To make a long story short, I'm kept in for another week and taught to be a good little diabetic. Except I'm not. The best pediatric endocrinology team in the country cannot make me that.

And a insulin pump? Well, of course I have one, my parents practically donated the medical center into existance and every administrator/doc in that place fell all over themselves to provide me with only the best. President-elect Obama doesn't get all the perks that we do.

But it doesn't change the fact that I dislike all the rules of diabetes, and no one at all understands what I have to do on a daily basis just to keep tickin'. Sometimes I get so tired of it, like the night I decided not to reconnect to my pump(post shower),I was still in honeymoon phase anyway so nothing would happen. Drift off to LaLa land again.
-----

"Wake up, Jennifer."

Whaaa? Not again. I silently groan, and open my eyes, expecting my doctor will be there to harp at me about my recent lack-of-stellar-control.

Instead, there's a young, cheery-faced nurse who hands me a piece of brick like bread. Or rather, half a piece.

"What is this?"I sputter, shocked.

"Supper. You're spilling quite a bit of sugar in your urine and Dr. Allen is reducing your calorie intake."

"Dr. Who? He's not MY doctor. Where's my doctor?"

"Quiet, hon, you're not feeling well. This new diet will help your diabetes get under control." she moves off, to hand someone their hunk o' hardtack.

I look at the other kids in the ward, most living skeletons who barely move, let alone speak. Like a cancer ward at Halloween. Freeeeaky.

"You know John died last night," my nearest roommate pipes up, out of the blue.

"Died? Why?"

"Diabetes, of course. Like we all might only no one talks about it. It's fatal."

"It's not fatal, there's in...."

Suddenly, a tall man enters the room and all the kids flock around him like he'll be handing out candy, momentarily. (but of course, he won't)

"I think," he says very slowly,"that I may have something for you."

Something?

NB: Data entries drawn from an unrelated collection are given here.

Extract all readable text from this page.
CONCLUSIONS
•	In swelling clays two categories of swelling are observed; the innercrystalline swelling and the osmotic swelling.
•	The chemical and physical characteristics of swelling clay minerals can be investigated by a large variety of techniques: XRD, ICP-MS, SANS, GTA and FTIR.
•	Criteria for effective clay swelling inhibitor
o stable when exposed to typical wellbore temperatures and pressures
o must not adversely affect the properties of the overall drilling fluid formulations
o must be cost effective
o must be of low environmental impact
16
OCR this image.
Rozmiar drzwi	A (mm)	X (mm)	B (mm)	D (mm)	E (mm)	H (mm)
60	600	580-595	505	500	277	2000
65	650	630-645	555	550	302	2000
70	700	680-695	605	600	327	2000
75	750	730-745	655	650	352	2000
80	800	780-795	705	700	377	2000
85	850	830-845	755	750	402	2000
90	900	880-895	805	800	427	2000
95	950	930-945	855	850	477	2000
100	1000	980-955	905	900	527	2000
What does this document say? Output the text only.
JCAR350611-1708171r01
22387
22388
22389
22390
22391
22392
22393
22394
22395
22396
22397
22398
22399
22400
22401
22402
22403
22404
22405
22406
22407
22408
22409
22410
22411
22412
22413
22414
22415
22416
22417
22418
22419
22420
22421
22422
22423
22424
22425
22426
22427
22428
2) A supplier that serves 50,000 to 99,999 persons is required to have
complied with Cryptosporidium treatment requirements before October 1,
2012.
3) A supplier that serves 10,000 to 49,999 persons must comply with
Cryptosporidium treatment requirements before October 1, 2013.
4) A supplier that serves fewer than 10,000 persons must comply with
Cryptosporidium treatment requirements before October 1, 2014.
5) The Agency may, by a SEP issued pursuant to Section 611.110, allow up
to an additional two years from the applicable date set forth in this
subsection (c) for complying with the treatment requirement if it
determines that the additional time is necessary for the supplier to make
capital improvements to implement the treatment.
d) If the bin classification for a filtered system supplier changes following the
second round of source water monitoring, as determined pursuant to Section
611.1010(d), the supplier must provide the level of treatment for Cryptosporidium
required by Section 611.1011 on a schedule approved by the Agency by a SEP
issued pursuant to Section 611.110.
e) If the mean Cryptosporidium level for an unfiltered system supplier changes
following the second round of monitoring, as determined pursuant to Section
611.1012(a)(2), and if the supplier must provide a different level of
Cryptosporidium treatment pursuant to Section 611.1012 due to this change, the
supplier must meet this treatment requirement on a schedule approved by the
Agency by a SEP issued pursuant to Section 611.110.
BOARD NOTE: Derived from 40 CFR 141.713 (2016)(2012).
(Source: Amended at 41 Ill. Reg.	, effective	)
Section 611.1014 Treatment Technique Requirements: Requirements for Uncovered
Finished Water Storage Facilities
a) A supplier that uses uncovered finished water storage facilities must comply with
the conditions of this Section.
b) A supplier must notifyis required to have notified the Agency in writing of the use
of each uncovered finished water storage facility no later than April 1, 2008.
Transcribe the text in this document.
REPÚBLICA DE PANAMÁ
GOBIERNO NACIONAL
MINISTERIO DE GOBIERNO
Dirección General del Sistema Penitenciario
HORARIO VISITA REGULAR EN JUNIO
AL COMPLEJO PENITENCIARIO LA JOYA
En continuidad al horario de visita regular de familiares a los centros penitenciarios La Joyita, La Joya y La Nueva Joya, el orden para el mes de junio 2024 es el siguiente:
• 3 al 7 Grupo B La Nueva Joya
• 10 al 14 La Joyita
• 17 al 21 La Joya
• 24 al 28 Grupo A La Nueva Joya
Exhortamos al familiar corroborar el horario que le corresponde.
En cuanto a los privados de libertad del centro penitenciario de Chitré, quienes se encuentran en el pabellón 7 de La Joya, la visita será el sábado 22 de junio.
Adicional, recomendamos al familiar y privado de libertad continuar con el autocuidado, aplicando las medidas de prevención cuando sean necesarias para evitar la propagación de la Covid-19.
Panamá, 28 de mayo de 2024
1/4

I watch as he and the nurse administer whopping horse-sized doses of a murky brown liquid that I normally wouldn't water my lawn with, let alone have injected, into my body. But there is something else being injected.

Hope. Eyes brighten, cheeks glow, and flesh soon reappears on once skinny bones. And I, like many others, cherish those painful injections because they represent life.
----

"Wake up, Jennifer."

I sigh, turn over, and mumble "in my thigh" bracing myself against the expectant paralyzing jolt of the humongous syringe. But it doesn't come.

I open my eyes.

"Hey Jen-are you ok? You went into DKA again," my doctor asks, concerned.

"Yeah. It won't happen again, because I had a weird dream and I think I know what it means now."

---

Once upon a time, there lived a rich, not-so-snobbish teenage girl who discovered a richness not bestowed by her parent's millions. The richness of being alive.

And her mouse? Well,it survived her brother's classmates, and she named the mouse Banting, deciding that someday, she'd become a diabetes researcher and find a cure for both humans AND mice. Because they are both, really, really cute.